4. Although Williams gave both a blood and urine sample, he abandoned any challenge to the urine test and his argument on the motion to suppress focused on the blood test.
5. In fact, the State defined the issue before the trial court in the same manner in its argument at the September 2, 2015 motion hearing.
6. The trial court also found that the officer had testified that Williams sometimes laid down in his seat while driving. Although we found no testimony from the officer to that effect, the witness who reported Williams's driving to police testified at the bench trial that he saw Williams lean over so far that his head would disappear from view when he made a driving maneuver such as a turn.
7. When Williams's defense counsel objected to the State's questions addressing the performance of the field sobriety tests, the trial court ruled “based on the Supreme Court's direction to look at the totality of the circumstances, I think the interaction between the officer and the Defendant are relevant to the determination we make today.”
8. We have no independently verifiable evidence such as a videotape to lessen the deference due to the trial court in making this determination.
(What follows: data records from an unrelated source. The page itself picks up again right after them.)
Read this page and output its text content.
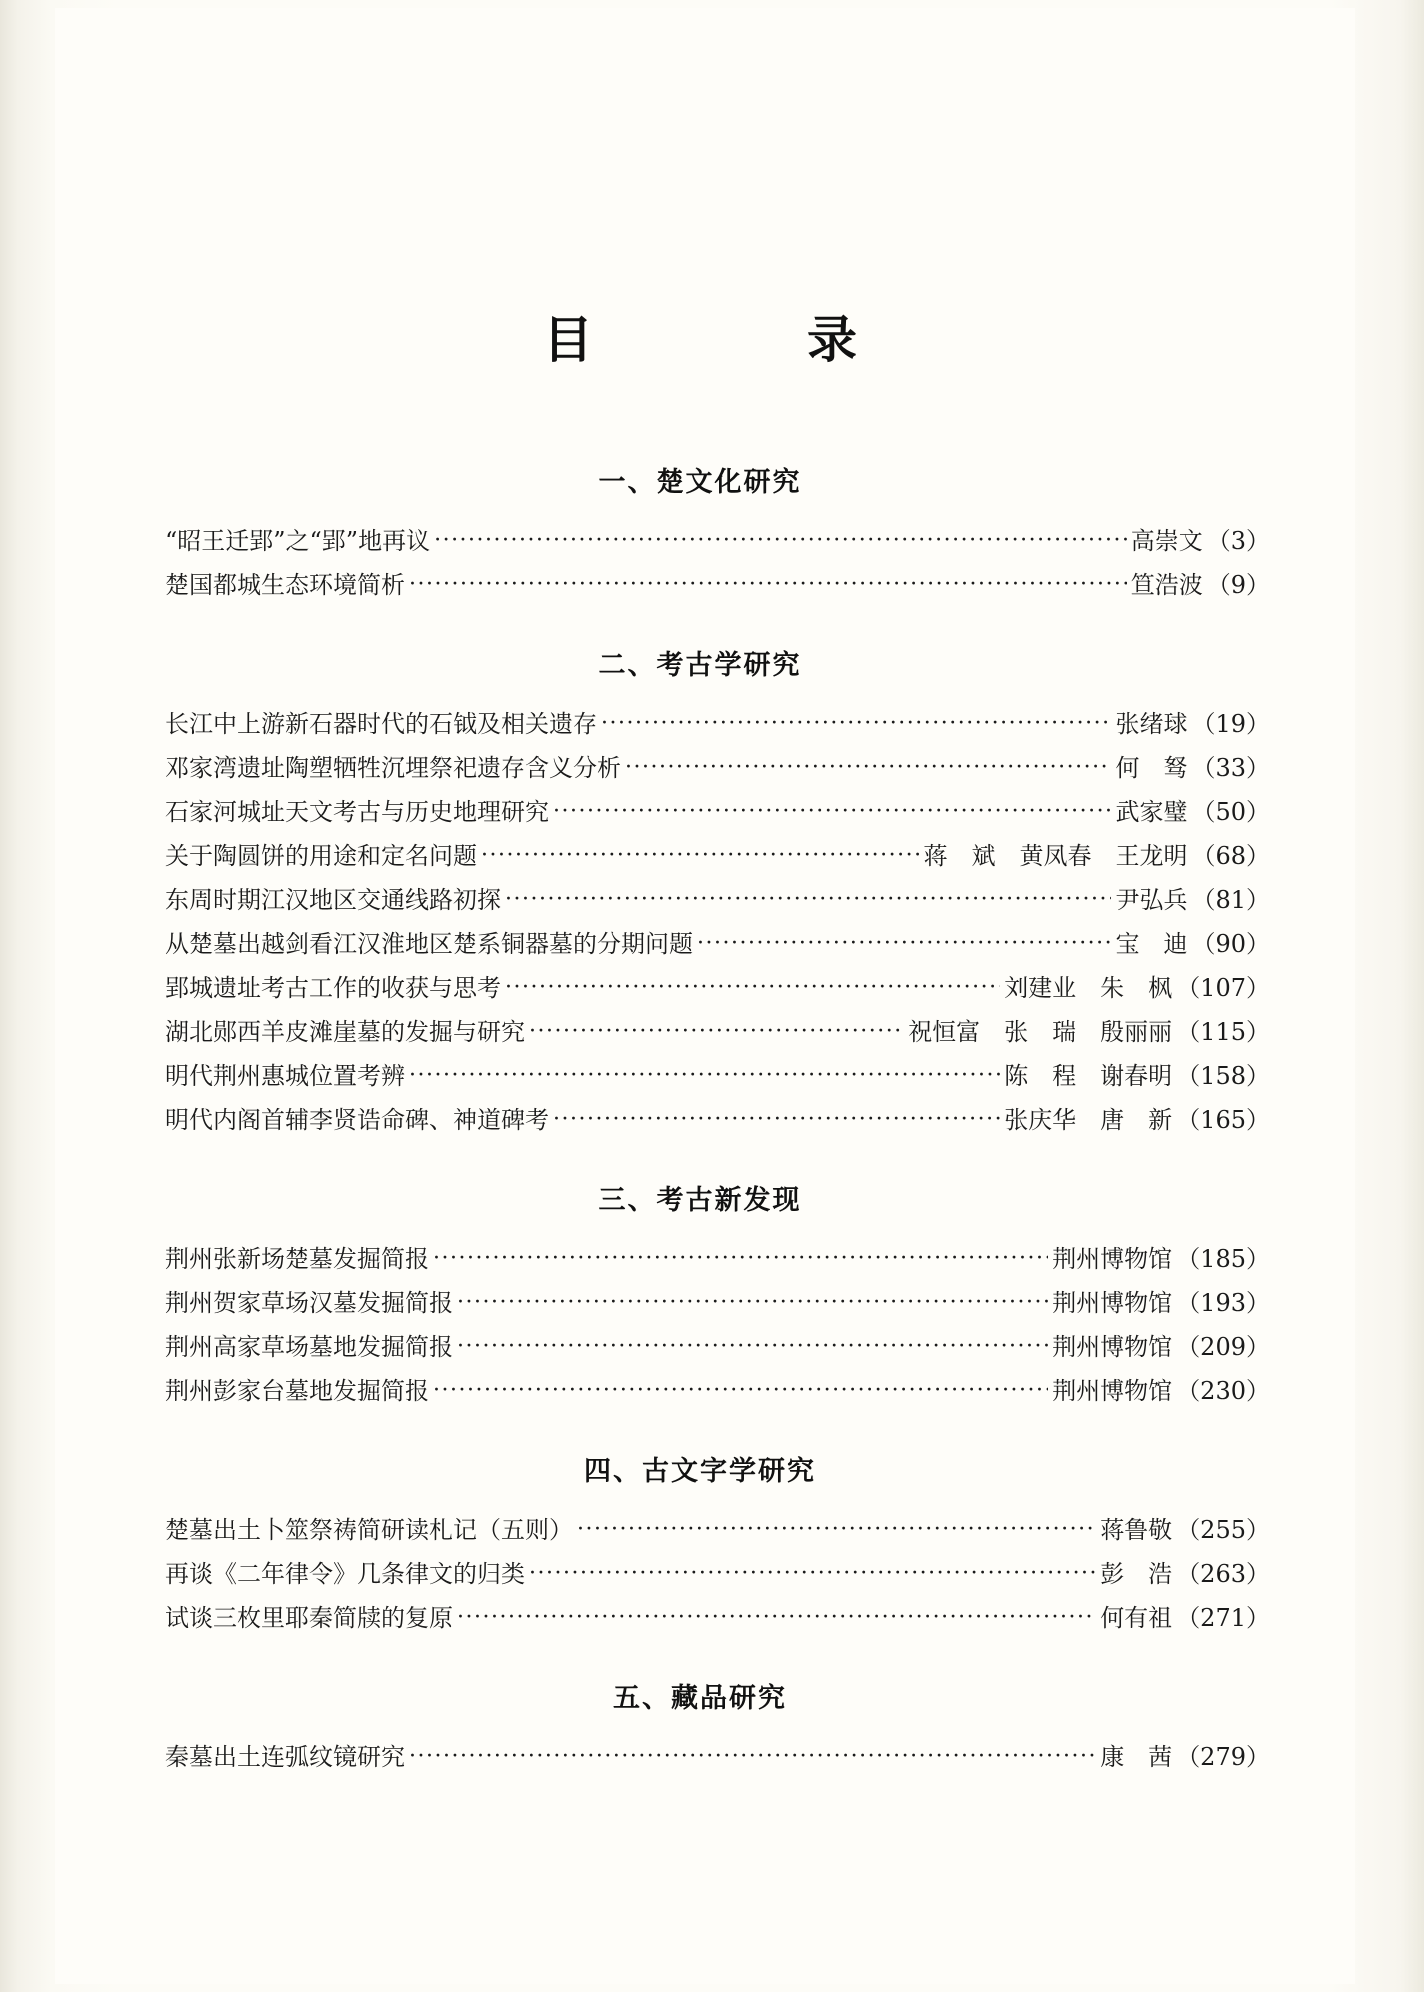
目　　录
一、楚文化研究
“昭王迁郢”之“郢”地再议 ·····	高崇文 （3）
楚国都城生态环境简析 ·····	笪浩波 （9）
二、考古学研究
长江中上游新石器时代的石钺及相关遗存 ·····	张绪球 （19）
邓家湾遗址陶塑牺牲沉埋祭祀遗存含义分析 ·····	何　驽 （33）
石家河城址天文考古与历史地理研究 ·····	武家璧 （50）
关于陶圆饼的用途和定名问题 ·····	蒋　斌　黄凤春　王龙明 （68）
东周时期江汉地区交通线路初探 ·····	尹弘兵 （81）
从楚墓出越剑看江汉淮地区楚系铜器墓的分期问题 ·····	宝　迪 （90）
郢城遗址考古工作的收获与思考 ·····	刘建业　朱　枫 （107）
湖北郧西羊皮滩崖墓的发掘与研究 ·····	祝恒富　张　瑞　殷丽丽 （115）
明代荆州惠城位置考辨 ·····	陈　程　谢春明 （158）
明代内阁首辅李贤诰命碑、神道碑考 ·····	张庆华　唐　新 （165）
三、考古新发现
荆州张新场楚墓发掘简报 ·····	荆州博物馆 （185）
荆州贺家草场汉墓发掘简报 ·····	荆州博物馆 （193）
荆州高家草场墓地发掘简报 ·····	荆州博物馆 （209）
荆州彭家台墓地发掘简报 ·····	荆州博物馆 （230）
四、古文字学研究
楚墓出土卜筮祭祷简研读札记（五则） ·····	蒋鲁敬 （255）
再谈《二年律令》几条律文的归类 ·····	彭　浩 （263）
试谈三枚里耶秦简牍的复原 ·····	何有祖 （271）
五、藏品研究
秦墓出土连弧纹镜研究 ·····	康　茜 （279）
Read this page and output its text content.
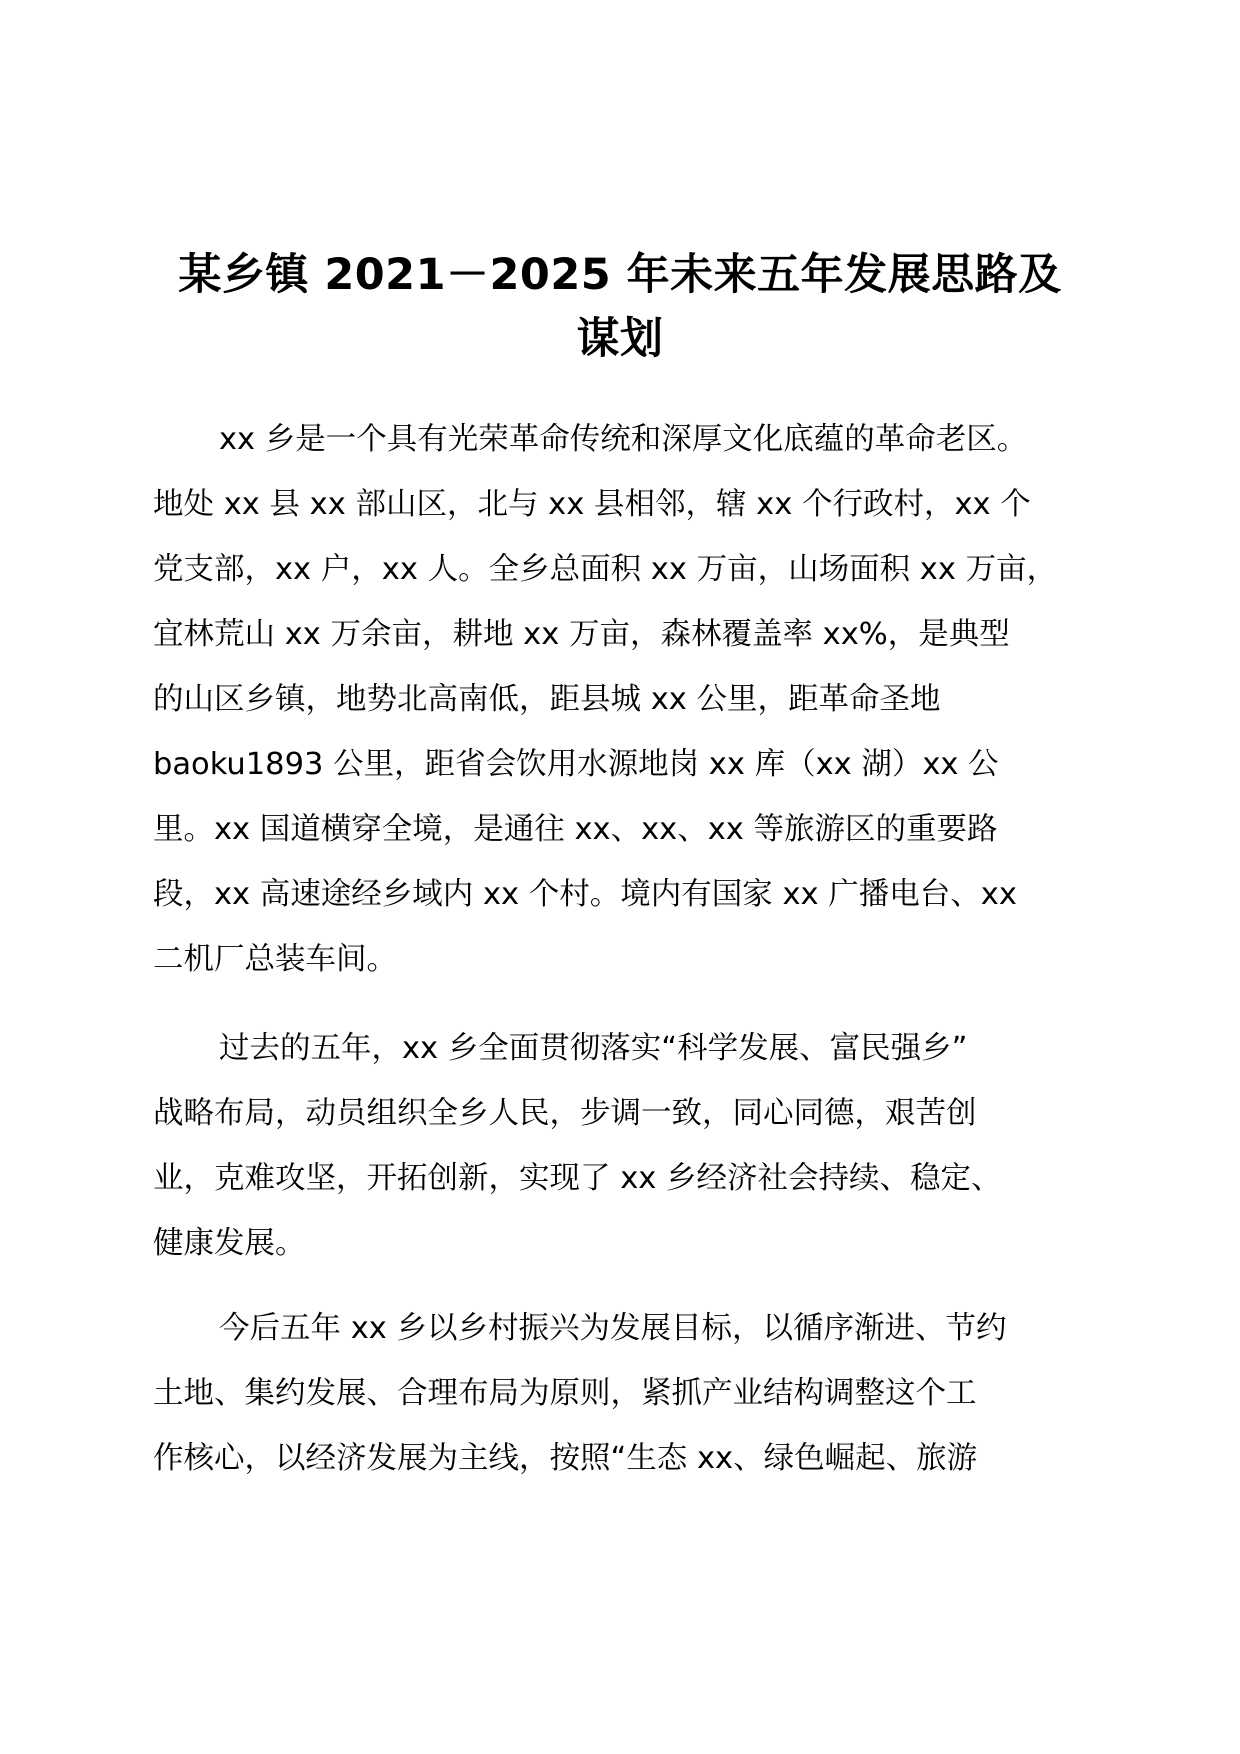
某乡镇 2021－2025 年未来五年发展思路及
谋划

xx 乡是一个具有光荣革命传统和深厚文化底蕴的革命老区。
地处 xx 县 xx 部山区，北与 xx 县相邻，辖 xx 个行政村，xx 个
党支部，xx 户，xx 人。全乡总面积 xx 万亩，山场面积 xx 万亩，
宜林荒山 xx 万余亩，耕地 xx 万亩，森林覆盖率 xx%，是典型
的山区乡镇，地势北高南低，距县城 xx 公里，距革命圣地
baoku1893 公里，距省会饮用水源地岗 xx 库（xx 湖）xx 公
里。xx 国道横穿全境，是通往 xx、xx、xx 等旅游区的重要路
段，xx 高速途经乡域内 xx 个村。境内有国家 xx 广播电台、xx
二机厂总装车间。

过去的五年，xx 乡全面贯彻落实“科学发展、富民强乡”
战略布局，动员组织全乡人民，步调一致，同心同德，艰苦创
业，克难攻坚，开拓创新，实现了 xx 乡经济社会持续、稳定、
健康发展。

今后五年 xx 乡以乡村振兴为发展目标，以循序渐进、节约
土地、集约发展、合理布局为原则，紧抓产业结构调整这个工
作核心，以经济发展为主线，按照“生态 xx、绿色崛起、旅游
See State v. Reid, ––– Ga. App. –––– (Case No. A16A1237, decided April 22, 2016) (relying on videotape of traffic stop to reverse grant of motion to suppress); State v. Depol, 336 Ga. App. 191 (784 SE2d 51) (2016) (same). Compare Bowman, ––– Ga. App. at –––– (finding that videotape supported trial court's findings).
9. Even though the officer testified that he believed Williams understood what was being said to him during the encounter,[t]he trier of fact is not obligated to believe a witness even if the testimony is uncontradicted and may accept or reject any portion of the testimony. ․ [Thus,] a rational trier of fact can choose to reject even “undisputed” testimony. ․ Factors such as demeanor, contradictory or inconsistent statements and evidence that an officer had “ulterior motives” can all lead a finder of fact to disregard testimony by an officer. ․(Citation omitted.) Brown v. State, 293 Ga. 787, 804 (3) (b) (2) (750 SE2d 148) (2013).